„Intelligente Messsysteme“ – Wer von der neuen Smart-Meter-Pflicht betroffen ist

„Intelligente Messsysteme“ – Wer von der neuen Smart-Meter-Pflicht betroffen ist

Die Energiewende kommt in die Haushalte: Bis zum Jahr 2032 sollen klassische analoge Messeinrichtungen in den Haushalten durch digitale Zähler ersetzt werden. Den Umbau verwalten örtliche Netzbetreiber. Die Fakten im Überblick:

Wer ist betroffen und inwieweit?

Alle Haushalte mit analogen Zählern sind betroffen.

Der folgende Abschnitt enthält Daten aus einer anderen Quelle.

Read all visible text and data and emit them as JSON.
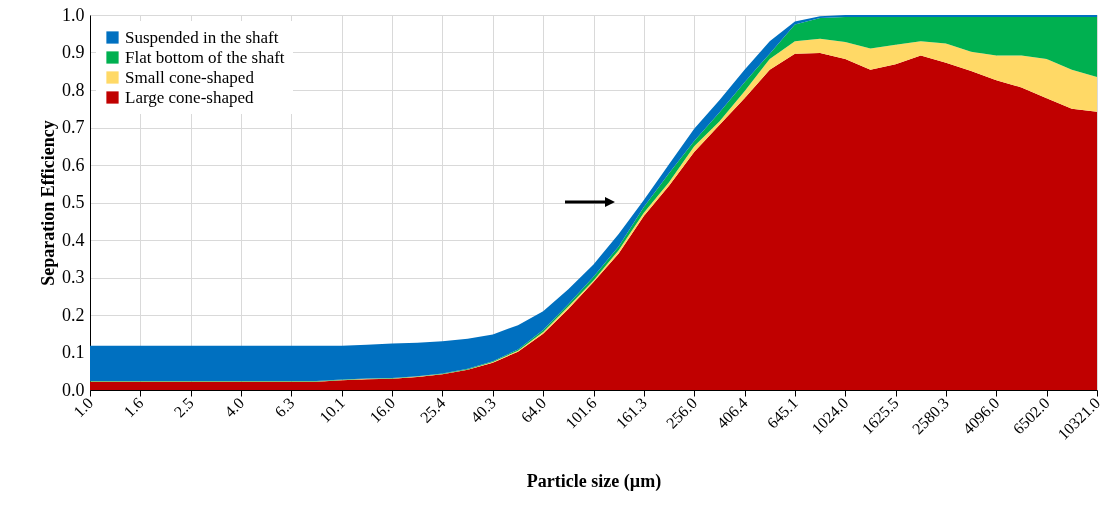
{
  "chart_data": {
    "type": "area",
    "stacked": true,
    "xlabel": "Particle size (µm)",
    "ylabel": "Separation Efficiency",
    "categories": [
      "1.0",
      null,
      "1.6",
      null,
      "2.5",
      null,
      "4.0",
      null,
      "6.3",
      null,
      "10.1",
      null,
      "16.0",
      null,
      "25.4",
      null,
      "40.3",
      null,
      "64.0",
      null,
      "101.6",
      null,
      "161.3",
      null,
      "256.0",
      null,
      "406.4",
      null,
      "645.1",
      null,
      "1024.0",
      null,
      "1625.5",
      null,
      "2580.3",
      null,
      "4096.0",
      null,
      "6502.0",
      null,
      "10321.0"
    ],
    "series": [
      {
        "name": "Large cone-shaped",
        "color": "#c00000",
        "values": [
          0.022,
          0.022,
          0.022,
          0.022,
          0.022,
          0.022,
          0.022,
          0.022,
          0.022,
          0.022,
          0.026,
          0.029,
          0.03,
          0.035,
          0.042,
          0.054,
          0.073,
          0.102,
          0.15,
          0.216,
          0.288,
          0.364,
          0.464,
          0.545,
          0.635,
          0.707,
          0.778,
          0.854,
          0.897,
          0.899,
          0.883,
          0.854,
          0.869,
          0.892,
          0.873,
          0.851,
          0.826,
          0.807,
          0.778,
          0.75,
          0.742
        ]
      },
      {
        "name": "Small cone-shaped",
        "color": "#ffd966",
        "values": [
          0.001,
          0.001,
          0.001,
          0.001,
          0.001,
          0.001,
          0.001,
          0.001,
          0.001,
          0.001,
          0.001,
          0.001,
          0.001,
          0.001,
          0.001,
          0.001,
          0.002,
          0.003,
          0.005,
          0.007,
          0.004,
          0.009,
          0.009,
          0.009,
          0.015,
          0.009,
          0.019,
          0.029,
          0.033,
          0.038,
          0.045,
          0.057,
          0.052,
          0.038,
          0.051,
          0.051,
          0.066,
          0.085,
          0.105,
          0.104,
          0.093
        ]
      },
      {
        "name": "Flat bottom of the shaft",
        "color": "#00b050",
        "values": [
          0.001,
          0.001,
          0.001,
          0.001,
          0.001,
          0.001,
          0.001,
          0.001,
          0.001,
          0.001,
          0.001,
          0.001,
          0.001,
          0.001,
          0.001,
          0.002,
          0.002,
          0.003,
          0.005,
          0.006,
          0.01,
          0.01,
          0.015,
          0.024,
          0.014,
          0.024,
          0.024,
          0.014,
          0.045,
          0.055,
          0.067,
          0.084,
          0.074,
          0.065,
          0.071,
          0.093,
          0.103,
          0.103,
          0.112,
          0.141,
          0.16
        ]
      },
      {
        "name": "Suspended in the shaft",
        "color": "#0070c0",
        "values": [
          0.094,
          0.094,
          0.094,
          0.094,
          0.094,
          0.094,
          0.094,
          0.094,
          0.094,
          0.094,
          0.09,
          0.09,
          0.092,
          0.089,
          0.086,
          0.08,
          0.071,
          0.065,
          0.05,
          0.04,
          0.033,
          0.033,
          0.019,
          0.024,
          0.033,
          0.033,
          0.033,
          0.033,
          0.008,
          0.005,
          0.005,
          0.005,
          0.005,
          0.005,
          0.005,
          0.005,
          0.005,
          0.005,
          0.005,
          0.005,
          0.005
        ]
      }
    ],
    "ylim": [
      0,
      1
    ],
    "yticks": [
      {
        "value": 0,
        "label": "0.0"
      },
      0.1,
      0.2,
      0.3,
      0.4,
      0.5,
      0.6,
      0.7,
      0.8,
      0.9,
      {
        "value": 1,
        "label": "1.0"
      }
    ],
    "grid": true,
    "legend": "top left"
  }
}
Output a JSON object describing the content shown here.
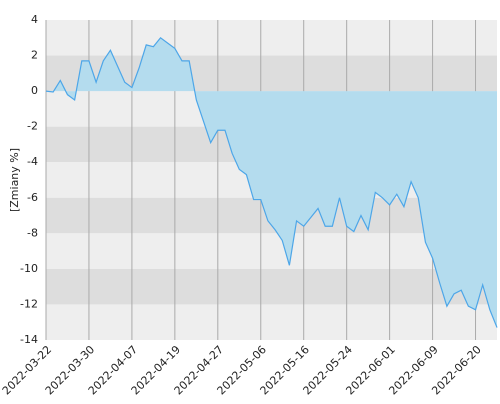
{
  "chart_data": {
    "type": "area",
    "y_label": "[Zmiany %]",
    "categories": [
      "2022-03-22",
      null,
      null,
      null,
      null,
      null,
      "2022-03-30",
      null,
      null,
      null,
      null,
      null,
      "2022-04-07",
      null,
      null,
      null,
      null,
      null,
      "2022-04-19",
      null,
      null,
      null,
      null,
      null,
      "2022-04-27",
      null,
      null,
      null,
      null,
      null,
      "2022-05-06",
      null,
      null,
      null,
      null,
      null,
      "2022-05-16",
      null,
      null,
      null,
      null,
      null,
      "2022-05-24",
      null,
      null,
      null,
      null,
      null,
      "2022-06-01",
      null,
      null,
      null,
      null,
      null,
      "2022-06-09",
      null,
      null,
      null,
      null,
      null,
      "2022-06-20",
      null,
      null,
      null
    ],
    "series": [
      {
        "color": "#4da6e8",
        "fill": "#b4dcee",
        "values": [
          0,
          -0.05,
          0.6,
          -0.2,
          -0.5,
          1.7,
          1.7,
          0.5,
          1.7,
          2.3,
          1.4,
          0.5,
          0.2,
          1.3,
          2.6,
          2.5,
          3.0,
          2.7,
          2.4,
          1.7,
          1.7,
          -0.5,
          -1.7,
          -2.9,
          -2.2,
          -2.2,
          -3.5,
          -4.4,
          -4.7,
          -6.1,
          -6.1,
          -7.3,
          -7.8,
          -8.4,
          -9.8,
          -7.3,
          -7.6,
          -7.1,
          -6.6,
          -7.6,
          -7.6,
          -6.0,
          -7.6,
          -7.9,
          -7.0,
          -7.8,
          -5.7,
          -6.0,
          -6.4,
          -5.8,
          -6.5,
          -5.1,
          -6.0,
          -8.5,
          -9.4,
          -10.8,
          -12.1,
          -11.4,
          -11.2,
          -12.1,
          -12.3,
          -10.9,
          -12.3,
          -13.3
        ]
      }
    ],
    "ylim": [
      -14,
      4
    ],
    "yticks": [
      -14,
      -12,
      -10,
      -8,
      -6,
      -4,
      -2,
      0,
      2,
      4
    ],
    "grid": true,
    "band_colors": [
      "#eeeeee",
      "#dddddd"
    ]
  }
}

Für solche, die bereits über eine kommunizierende Messeinrichtung verfügen, gilt eine Übergangsregelung. Dabei sieht der Gesetzgeber vor, dass Haushalte, deren Verbrauch 6000 KWh im Jahr nicht übersteigt, sogenannte Intelligente Stromzähler erhalten. Größere Haushalte hingegen, die diesen Richtwert überschreiten, sollen Smart-Meter erhalten. Dies gilt ebenso für die über 5 Millionen Haushalte, in denen Solaranlagen mit mehr als 7 KWh, Wärmepumpen oder Nachtspeicherheizungen betrieben werden.

Digitale Zähler und Smart-Meter

Digitale Stromzähler heben sich dadurch von analogen Zählern ab, dass sie den Verbrauch tages- und gerätespezifisch feststellen können. Verbraucher können damit leichter Stromfresser identifizieren oder ihren Stromverbrauch in Echtzeit online verfolgen. Dies soll die Transparenz erhöhen und das Bewusstsein für Einsparpotentiale stärken. Datenübertragungen an Stromanbieter können nicht automatisch erfolgen.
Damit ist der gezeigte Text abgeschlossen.